An exploration of Williams' use of rhythm naturally encourages a discussion of his use of prose. In Spring and All, he writes that "The nature of the difference between what is termed prose on the one hand and verse on the other is not to be discovered
by a study of the metrical characteristics of the words as they occur in juxtaposition" (229). In other words, meter is not the essential factor in distinguishing between verse and prose. Williams concludes that poetry and prose are aspects of the same art, and each becomes more distinct as the meter becomes more or less substantial. William uses prose as a practical mean of accomplishing what poetry can not in Spring and All. It is a way to clarify and convey information about an idea or emotion already expressed through poetry. 

There is no doubt that the rhythm of Whitman's verse is more pronounced than that of Williams. It suggests the more traditional, but it is clear that Whitman is willing to break with form when desired, slipping toward prose: "Houses and rooms are full of perfumes,/ the shelves are crowded with perfumes,/ I breath the fragrance myself and know it and like it,/ The distillation would intoxicate me also, but I shall not let it" (24) On the subject of rhythm, Williams said that "Whitman was on the right track, but when he switched to the English intonation, and followed the English method of recording the feet, he didn't realize it was a different method, which was not satisfactory to an American" (Plimpton, 169). This distinction that Williams makes between his own poetry and Whitman's suggests that the search for a culture idiom is crucial to the development of a viable poetic persona.

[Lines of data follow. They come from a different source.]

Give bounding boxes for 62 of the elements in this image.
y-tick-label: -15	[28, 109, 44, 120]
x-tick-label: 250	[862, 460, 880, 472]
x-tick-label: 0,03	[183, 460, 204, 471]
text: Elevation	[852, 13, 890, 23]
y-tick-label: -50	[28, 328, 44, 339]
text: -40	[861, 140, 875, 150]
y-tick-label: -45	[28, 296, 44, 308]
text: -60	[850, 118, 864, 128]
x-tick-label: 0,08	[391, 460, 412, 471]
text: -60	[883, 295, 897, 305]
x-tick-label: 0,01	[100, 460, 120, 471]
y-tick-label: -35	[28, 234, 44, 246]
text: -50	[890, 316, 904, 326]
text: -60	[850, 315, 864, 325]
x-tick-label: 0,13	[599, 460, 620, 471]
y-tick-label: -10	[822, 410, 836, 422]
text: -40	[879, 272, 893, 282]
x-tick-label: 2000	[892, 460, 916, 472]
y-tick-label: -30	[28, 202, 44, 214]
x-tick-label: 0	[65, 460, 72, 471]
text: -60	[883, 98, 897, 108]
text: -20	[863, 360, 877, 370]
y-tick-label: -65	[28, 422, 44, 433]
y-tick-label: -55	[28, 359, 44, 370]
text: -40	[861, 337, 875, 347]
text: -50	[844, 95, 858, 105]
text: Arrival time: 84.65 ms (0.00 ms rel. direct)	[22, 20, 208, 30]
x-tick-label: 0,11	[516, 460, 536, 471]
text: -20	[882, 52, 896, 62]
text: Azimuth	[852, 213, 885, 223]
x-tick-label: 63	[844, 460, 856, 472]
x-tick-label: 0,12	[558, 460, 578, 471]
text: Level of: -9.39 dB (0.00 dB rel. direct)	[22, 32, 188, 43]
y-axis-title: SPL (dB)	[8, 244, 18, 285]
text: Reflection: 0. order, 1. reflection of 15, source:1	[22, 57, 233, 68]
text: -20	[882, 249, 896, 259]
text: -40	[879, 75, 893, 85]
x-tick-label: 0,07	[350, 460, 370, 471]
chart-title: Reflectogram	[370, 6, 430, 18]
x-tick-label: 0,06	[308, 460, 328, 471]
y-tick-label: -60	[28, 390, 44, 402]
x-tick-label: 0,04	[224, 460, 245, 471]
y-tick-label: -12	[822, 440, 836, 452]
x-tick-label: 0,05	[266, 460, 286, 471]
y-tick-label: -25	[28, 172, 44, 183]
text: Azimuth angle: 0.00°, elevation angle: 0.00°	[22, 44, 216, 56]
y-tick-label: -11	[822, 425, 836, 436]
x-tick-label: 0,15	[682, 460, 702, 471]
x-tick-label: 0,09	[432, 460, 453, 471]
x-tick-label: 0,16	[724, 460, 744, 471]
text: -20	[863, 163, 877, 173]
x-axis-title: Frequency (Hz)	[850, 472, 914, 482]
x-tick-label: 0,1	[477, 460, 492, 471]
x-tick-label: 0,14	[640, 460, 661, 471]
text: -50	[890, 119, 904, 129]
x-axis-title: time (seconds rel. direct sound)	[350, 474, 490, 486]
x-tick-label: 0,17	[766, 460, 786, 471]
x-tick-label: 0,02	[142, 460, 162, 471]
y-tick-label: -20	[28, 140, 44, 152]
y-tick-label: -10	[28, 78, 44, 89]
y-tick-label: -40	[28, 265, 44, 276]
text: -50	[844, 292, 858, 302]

Whitman is successful in his appeal to a common American audience primarily through his use of imagery, and the true value of Williams' poetry may be found in his extremely subtle, variable, and exquisite form. Both poets take a pragmatic approach to their vocation, using whatever they need to successfully commune with their audience. 

According to Williams, a poet must write about "things with which he is familiar, simple things - at the same time to detach them from ordinary experience to the imagination" 

( 197). This is the most obvious advice that a writer can offer: "Write what you know." And that is what Walt Whitman and William Carlos Williams do, as well as writing what their audience knows. In other words, both establish a relationship with their readers by appealing to a sense of the familiar and ordinary, "that life becomes
actual only when it is identified with ourselves".
Whitman uses imagery that acts as examples of American culture, a framework in which Americans can identify.
Williams uses simple images of simple things, and a natural rhythm that seem to directly reflect his own thought processes, that of a modern American. The techniques of both authors create a distinctive poetic persona. The result is a substantial relationship between author and reader suggesting and providing common experience.